In the next few weeks we have an exciting announcement to make that springboards out of the new codebase so stay tuned. The detectives and code spelunkers amongst you may be able to go and find out early.
How do I get involved?
Check out the GitHub repo here for instructions on checking things out, building them, and running the tests.
What you will find in the code
The purpose here is not to deep dive into what makes Corda 5 special – there is plenty of that still to come. But I want to at least touch upon what is changing in Corda to align its capabilities with the vision statement and requirements of Corda’s community and customers.

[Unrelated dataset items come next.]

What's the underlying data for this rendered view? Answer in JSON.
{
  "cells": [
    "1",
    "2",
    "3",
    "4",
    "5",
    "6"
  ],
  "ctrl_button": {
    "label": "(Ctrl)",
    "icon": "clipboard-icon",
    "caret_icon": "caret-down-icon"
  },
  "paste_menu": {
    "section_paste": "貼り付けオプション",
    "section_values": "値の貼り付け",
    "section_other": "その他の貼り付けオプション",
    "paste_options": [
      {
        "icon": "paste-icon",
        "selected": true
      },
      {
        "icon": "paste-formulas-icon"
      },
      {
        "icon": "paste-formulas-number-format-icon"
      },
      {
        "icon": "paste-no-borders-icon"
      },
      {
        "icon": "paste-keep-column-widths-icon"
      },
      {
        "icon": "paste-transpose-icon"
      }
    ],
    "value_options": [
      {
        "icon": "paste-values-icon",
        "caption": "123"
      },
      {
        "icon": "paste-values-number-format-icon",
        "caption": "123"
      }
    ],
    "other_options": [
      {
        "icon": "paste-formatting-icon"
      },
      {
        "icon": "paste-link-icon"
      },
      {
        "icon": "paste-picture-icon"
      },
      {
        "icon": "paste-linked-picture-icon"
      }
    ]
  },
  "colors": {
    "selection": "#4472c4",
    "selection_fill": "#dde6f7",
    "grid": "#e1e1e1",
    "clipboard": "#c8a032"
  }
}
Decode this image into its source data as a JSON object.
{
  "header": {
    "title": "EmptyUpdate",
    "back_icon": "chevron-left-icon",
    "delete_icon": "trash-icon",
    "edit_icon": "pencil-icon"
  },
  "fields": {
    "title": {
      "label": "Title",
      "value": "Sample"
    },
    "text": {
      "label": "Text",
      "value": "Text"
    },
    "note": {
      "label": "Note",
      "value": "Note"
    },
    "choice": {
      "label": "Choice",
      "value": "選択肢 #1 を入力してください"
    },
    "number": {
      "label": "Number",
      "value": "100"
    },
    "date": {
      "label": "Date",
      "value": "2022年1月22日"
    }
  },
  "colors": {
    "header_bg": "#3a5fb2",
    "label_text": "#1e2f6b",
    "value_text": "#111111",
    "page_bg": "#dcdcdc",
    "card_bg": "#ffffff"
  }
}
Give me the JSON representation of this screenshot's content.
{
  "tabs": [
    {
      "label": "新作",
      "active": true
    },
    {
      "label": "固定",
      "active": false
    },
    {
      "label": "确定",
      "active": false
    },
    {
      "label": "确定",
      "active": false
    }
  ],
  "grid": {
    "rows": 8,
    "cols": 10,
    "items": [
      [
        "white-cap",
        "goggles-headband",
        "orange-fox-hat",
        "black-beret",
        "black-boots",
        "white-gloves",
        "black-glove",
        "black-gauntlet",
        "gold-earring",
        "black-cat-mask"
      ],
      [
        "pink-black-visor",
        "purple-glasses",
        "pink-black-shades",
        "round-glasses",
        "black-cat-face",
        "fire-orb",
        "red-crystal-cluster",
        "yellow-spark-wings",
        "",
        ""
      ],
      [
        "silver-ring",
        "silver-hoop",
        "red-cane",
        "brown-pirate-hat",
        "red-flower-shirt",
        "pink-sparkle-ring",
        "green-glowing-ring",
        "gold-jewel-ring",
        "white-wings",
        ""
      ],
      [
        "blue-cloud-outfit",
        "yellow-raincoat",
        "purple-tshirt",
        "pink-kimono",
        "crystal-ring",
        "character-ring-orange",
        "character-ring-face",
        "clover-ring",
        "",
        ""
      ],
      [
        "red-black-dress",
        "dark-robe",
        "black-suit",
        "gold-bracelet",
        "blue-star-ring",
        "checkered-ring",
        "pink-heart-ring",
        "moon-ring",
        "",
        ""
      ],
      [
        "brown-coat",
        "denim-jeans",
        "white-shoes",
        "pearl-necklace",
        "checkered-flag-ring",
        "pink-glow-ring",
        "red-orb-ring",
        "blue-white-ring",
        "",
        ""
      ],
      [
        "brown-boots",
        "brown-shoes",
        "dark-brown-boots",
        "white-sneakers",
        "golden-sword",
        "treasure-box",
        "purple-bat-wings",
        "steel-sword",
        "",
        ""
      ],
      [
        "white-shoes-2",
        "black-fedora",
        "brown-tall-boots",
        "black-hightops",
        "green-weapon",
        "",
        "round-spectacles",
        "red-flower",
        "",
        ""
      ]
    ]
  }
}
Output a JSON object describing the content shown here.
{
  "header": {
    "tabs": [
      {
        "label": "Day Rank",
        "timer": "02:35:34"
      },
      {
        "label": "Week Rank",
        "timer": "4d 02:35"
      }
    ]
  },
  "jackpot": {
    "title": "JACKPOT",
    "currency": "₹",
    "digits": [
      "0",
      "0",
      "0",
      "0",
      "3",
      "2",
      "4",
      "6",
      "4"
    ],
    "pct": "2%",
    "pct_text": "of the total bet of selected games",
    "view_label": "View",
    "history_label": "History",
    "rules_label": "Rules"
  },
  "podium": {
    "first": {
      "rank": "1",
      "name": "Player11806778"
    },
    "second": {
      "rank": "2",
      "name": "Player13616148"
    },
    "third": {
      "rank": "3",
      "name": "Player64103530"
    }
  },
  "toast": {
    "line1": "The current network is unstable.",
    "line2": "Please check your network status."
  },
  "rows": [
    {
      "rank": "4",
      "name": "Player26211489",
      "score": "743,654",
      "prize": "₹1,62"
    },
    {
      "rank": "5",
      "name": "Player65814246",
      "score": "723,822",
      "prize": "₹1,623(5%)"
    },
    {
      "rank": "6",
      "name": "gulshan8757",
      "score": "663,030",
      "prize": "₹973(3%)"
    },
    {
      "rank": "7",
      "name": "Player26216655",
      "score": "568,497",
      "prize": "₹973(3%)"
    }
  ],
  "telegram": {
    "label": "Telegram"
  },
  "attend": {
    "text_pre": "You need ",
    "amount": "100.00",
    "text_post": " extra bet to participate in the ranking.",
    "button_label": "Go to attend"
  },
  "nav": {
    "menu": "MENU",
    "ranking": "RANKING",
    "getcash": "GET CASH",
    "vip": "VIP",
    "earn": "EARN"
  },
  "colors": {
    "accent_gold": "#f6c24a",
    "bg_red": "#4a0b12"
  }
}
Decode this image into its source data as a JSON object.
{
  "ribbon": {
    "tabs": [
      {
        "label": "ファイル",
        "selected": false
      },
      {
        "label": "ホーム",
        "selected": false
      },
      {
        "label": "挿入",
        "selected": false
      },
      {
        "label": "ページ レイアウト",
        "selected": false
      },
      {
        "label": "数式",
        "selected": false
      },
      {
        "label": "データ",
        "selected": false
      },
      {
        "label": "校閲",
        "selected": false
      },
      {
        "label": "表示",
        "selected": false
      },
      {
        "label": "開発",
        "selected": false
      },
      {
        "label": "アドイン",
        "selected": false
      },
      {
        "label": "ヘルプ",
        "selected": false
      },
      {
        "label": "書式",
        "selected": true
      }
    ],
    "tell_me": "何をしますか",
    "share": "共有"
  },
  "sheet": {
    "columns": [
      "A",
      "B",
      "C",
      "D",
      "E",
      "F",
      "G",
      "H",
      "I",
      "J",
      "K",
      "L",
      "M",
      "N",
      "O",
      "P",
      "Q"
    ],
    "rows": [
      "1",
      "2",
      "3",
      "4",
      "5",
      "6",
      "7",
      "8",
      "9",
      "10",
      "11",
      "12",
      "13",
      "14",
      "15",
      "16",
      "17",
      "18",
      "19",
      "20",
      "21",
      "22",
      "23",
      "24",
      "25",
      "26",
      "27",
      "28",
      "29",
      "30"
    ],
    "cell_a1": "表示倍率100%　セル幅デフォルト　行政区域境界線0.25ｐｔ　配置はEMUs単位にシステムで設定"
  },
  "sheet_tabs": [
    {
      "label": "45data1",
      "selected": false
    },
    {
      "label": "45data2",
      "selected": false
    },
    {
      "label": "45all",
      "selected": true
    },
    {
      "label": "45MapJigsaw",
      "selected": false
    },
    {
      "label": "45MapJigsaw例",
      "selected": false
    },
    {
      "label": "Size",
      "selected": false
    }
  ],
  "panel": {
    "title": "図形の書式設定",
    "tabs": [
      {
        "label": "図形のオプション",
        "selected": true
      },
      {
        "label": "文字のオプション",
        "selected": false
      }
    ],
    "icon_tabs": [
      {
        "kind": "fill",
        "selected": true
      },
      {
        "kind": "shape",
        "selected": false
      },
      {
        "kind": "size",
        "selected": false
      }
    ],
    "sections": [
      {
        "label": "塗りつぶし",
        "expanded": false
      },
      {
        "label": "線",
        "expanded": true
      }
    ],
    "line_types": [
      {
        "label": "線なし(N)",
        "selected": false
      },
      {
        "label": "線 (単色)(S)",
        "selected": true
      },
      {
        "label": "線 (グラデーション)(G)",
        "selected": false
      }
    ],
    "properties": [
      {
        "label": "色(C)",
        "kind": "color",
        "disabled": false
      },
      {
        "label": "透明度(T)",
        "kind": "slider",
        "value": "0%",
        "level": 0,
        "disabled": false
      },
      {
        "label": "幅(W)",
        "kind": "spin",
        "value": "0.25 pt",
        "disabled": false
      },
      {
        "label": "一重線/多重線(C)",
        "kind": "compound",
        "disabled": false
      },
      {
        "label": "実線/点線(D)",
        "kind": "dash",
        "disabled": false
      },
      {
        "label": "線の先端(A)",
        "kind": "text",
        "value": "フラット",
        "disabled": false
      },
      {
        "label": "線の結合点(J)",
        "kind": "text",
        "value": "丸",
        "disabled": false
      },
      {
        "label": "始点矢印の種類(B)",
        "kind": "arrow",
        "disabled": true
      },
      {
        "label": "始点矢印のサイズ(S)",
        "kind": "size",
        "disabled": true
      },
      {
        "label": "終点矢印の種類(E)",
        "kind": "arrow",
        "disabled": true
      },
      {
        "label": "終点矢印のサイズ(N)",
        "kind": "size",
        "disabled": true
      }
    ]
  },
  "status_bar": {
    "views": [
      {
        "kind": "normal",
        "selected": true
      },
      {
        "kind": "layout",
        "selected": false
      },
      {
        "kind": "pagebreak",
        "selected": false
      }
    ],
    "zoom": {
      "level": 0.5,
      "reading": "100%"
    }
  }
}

Firstly, it actively seeks to center applications at the heart of the distributed database, it enables entities to create identities in many contexts, and for entities to distribute a context simply and easily.
Secondly, it pushes Corda away from individually managed nodes to a virtual platform that allows identities to operate anywhere there is Corda compute available. As long as the underlying compute is managed by a party trusted by the participants then it doesn’t matter where any identity is at any given time. It plays well in the data center where its components morph into identical, scalable, units instead of a single monolithic program.
Thirdly, accompanying that above shift, it achieves a truly highly available, scalable architecture that can accommodate the rigorous demands of high-end enterprise customers, yet will happily allow for an entire network to be deployed and run on a single laptop.
Corda is still Corda, it’s just being managed smarter at the back end.